After the last three Sidekick 3 updates (Part 1, Part 2, Part 3), which mostly focused on Danger’s new feature additions and their performance, there are still a few details worth sharing with you: my big-picture impressions and opinions.

Over the past year and a half, the Sidekick 2 has garnered a very specific reputation: it’s perceived as the data-ready cell phone of choice for celebrities and younger users. Danger and T-Mobile have done just about everything possible to cultivate this image, seeding Sidekicks to the likes of Paris Hilton before the Wall Street Journal, for example, and creating ad campaigns that look more like cartoons than lifestyle or serious pitches. So despite the device’s seriously impressive technology and interface, there’s been one obvious and very unfortunate consequence: many adult business users pooh-pooh the platform without even trying it.
What I’m here to tell you is this – believe these words or discount them, but here they are – I used my Sidekick 2 as much last year as my personal iPod, which is to say, “every day, several times or more.” Many of the articles you’ve seen on this web site were originally typed on a Sidekick 2. Numerous pages from last year’s Free iPod Book and two Buyers’ Guides were written on the Sidekick 2. I could go into much more detail on this point, but it should suffice to say that the Sidekick 2 was the single most valuable business tool I owned last year – more than my laptop computer. My personal experience is part of the reason that three iLounge editors currently use the SK2 actively, with another one or two on the fringe of becoming converts.
And it’s important to note one other key fact: unlimited data service for the phone has cost me only $20 per month – good luck saying that with a company other than T-Mobile, or even coming close. What the $20 has bought me is AOL Instant Messaging and e-mail access from almost everywhere I’ve traveled.

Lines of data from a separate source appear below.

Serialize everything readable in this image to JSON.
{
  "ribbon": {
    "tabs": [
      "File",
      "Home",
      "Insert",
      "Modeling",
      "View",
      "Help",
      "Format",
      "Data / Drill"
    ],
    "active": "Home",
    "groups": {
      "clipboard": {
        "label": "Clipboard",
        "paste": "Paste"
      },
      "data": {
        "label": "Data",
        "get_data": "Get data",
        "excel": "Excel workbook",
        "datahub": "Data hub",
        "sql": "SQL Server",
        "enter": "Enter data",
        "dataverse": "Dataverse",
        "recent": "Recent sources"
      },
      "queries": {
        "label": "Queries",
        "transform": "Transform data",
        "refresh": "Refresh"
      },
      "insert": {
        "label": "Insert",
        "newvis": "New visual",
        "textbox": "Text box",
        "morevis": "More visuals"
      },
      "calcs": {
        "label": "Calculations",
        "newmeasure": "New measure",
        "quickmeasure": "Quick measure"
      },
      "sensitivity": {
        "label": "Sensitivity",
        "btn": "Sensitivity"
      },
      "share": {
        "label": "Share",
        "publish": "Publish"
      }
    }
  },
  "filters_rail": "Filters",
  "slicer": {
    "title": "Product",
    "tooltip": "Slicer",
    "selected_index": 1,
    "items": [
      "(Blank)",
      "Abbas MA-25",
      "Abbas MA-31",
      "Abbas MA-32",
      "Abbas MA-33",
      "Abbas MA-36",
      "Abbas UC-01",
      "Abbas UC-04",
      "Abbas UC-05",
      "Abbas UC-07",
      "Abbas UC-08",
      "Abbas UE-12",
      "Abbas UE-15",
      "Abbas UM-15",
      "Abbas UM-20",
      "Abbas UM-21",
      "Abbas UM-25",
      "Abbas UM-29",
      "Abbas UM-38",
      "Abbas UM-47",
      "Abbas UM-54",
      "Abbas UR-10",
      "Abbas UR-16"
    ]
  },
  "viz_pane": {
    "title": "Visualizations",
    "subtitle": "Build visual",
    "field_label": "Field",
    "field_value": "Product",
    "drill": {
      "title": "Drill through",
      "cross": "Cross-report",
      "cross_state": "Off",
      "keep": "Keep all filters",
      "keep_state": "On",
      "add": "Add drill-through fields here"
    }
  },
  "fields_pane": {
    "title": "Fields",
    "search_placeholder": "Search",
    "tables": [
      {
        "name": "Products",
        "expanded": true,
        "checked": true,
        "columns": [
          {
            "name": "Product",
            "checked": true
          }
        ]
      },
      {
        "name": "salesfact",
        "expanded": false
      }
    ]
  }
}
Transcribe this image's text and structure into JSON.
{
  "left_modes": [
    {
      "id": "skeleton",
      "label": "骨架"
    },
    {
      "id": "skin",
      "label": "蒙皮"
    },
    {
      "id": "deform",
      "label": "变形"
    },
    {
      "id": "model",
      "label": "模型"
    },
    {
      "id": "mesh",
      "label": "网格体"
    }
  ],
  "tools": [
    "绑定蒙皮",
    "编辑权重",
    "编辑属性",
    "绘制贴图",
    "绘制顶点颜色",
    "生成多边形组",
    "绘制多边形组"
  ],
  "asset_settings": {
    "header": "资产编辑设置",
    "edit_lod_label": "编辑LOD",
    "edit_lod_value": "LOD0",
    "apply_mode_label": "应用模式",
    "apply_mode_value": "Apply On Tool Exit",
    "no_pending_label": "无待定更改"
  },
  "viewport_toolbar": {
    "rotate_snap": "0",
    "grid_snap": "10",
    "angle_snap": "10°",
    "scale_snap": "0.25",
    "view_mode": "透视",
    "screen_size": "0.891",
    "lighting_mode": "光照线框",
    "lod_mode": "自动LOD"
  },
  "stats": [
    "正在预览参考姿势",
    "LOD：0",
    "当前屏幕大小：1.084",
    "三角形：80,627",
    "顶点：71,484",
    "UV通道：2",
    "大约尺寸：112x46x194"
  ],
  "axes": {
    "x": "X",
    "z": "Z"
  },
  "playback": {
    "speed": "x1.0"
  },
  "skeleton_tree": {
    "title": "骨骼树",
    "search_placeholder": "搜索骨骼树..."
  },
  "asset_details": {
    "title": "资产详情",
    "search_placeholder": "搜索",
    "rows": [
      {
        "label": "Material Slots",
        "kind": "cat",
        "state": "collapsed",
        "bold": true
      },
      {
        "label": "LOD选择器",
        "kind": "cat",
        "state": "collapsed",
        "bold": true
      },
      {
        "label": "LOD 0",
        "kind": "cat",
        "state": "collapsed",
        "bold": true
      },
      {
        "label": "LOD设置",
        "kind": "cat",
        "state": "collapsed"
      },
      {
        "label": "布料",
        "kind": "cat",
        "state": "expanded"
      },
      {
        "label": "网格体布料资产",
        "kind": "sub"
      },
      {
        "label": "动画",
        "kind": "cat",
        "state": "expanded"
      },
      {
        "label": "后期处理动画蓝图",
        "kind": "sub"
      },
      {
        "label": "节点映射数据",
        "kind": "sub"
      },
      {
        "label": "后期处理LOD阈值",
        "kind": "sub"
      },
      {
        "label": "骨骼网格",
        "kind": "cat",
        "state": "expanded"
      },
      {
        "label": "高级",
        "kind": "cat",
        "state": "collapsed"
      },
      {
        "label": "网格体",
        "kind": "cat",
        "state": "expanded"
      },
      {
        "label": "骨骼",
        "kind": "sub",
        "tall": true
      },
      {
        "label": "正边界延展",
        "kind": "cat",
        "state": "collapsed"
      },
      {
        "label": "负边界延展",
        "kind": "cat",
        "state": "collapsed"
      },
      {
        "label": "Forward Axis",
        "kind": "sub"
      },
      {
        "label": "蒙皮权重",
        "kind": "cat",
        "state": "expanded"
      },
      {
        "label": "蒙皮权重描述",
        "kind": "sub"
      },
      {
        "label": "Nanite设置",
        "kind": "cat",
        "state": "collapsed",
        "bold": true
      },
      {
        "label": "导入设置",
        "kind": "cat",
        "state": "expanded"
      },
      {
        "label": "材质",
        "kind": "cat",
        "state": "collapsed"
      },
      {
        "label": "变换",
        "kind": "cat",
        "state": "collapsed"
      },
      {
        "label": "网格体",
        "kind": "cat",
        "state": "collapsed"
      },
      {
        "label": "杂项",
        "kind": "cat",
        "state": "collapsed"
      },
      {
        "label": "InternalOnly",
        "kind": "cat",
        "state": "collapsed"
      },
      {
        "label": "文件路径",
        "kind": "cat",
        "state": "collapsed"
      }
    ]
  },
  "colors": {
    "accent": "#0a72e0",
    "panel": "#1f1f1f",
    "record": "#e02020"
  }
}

It’s let me send unlimited text messages to my girlfriend’s cell phone – and receive them from her – even when neither of our phones are in great reception areas. And it’s let me access the Web in a highly readable, convenient way for everything from iLounge to world news to movie listings. Plus, it’s a legitimately great phone when I want to make actual phone calls. All of these disparate features are tied together with a simple, nearly intuitive interface; it takes a lot to make a hybrid data and cell phone that even Paris Hilton could understand.
Simply put, the Sidekick 3 is better – much better – than last year’s model. I’ve laid out a number of the reasons in the past three reports, but to recap the key points, it feels faster, lets you navigate its menus faster, and actually accesses the web, e-mail, and related data services faster than before – each at about 2-4 times prior speeds, which weren’t bad before. It adds Bluetooth 1.2 so that you can use popular wireless headsets, a 1.3 Megapixel camera for superior still photography, and a music player – if you want to use it. The inclusion of a miniSD memory card slot (packed with a photo- but not music-useful 64MB card) and user-swappable battery improve the package even more. Each of these features worked, and well, during my testing.
It’s of lesser but not trivial importance that Danger has improved the SK3’s aesthetics, too.
With much more black and brighter silver surfacing, plus the taller, thinner design, and glowing integrated track ball, the new Sidekick looks better than the SK2, and more professional, in every way. It has retained the prior model’s illuminated keyboard, six face buttons and joypad, but made them look less conspicuous than before, without compromising their functionality in any way. In fact, the keyboard is a little easier to use, thanks to superior plastics and slightly better key spacing. Overall, it’s not as breathtaking visually as what people have expected from the much-rumored Apple iPhone, but in every other way, if there was an Apple logo on this product, people would be knocking each other over to try it.
There are most certainly ways that Danger and T-Mobile could have improved the Sidekick 3 even further. Some reviewers have griped that the camera should be able to record videos, and there should be even more user-installable applications. Others have lamented its phone-only Bluetooth utility and its lack of functionality as a wireless modem. In my view, these features would be nice, but they’re frankly not necessary. A higher-resolution, brighter screen would have been great, but I can live without it given the unit’s solid battery life, size, and fully adequate web functionality. Given three fixes, I would have cast my vote for a part-time cover for the camera’s lens, meatier top and bottom buttons – the only feature to step backwards from the SK2 – and a lower price.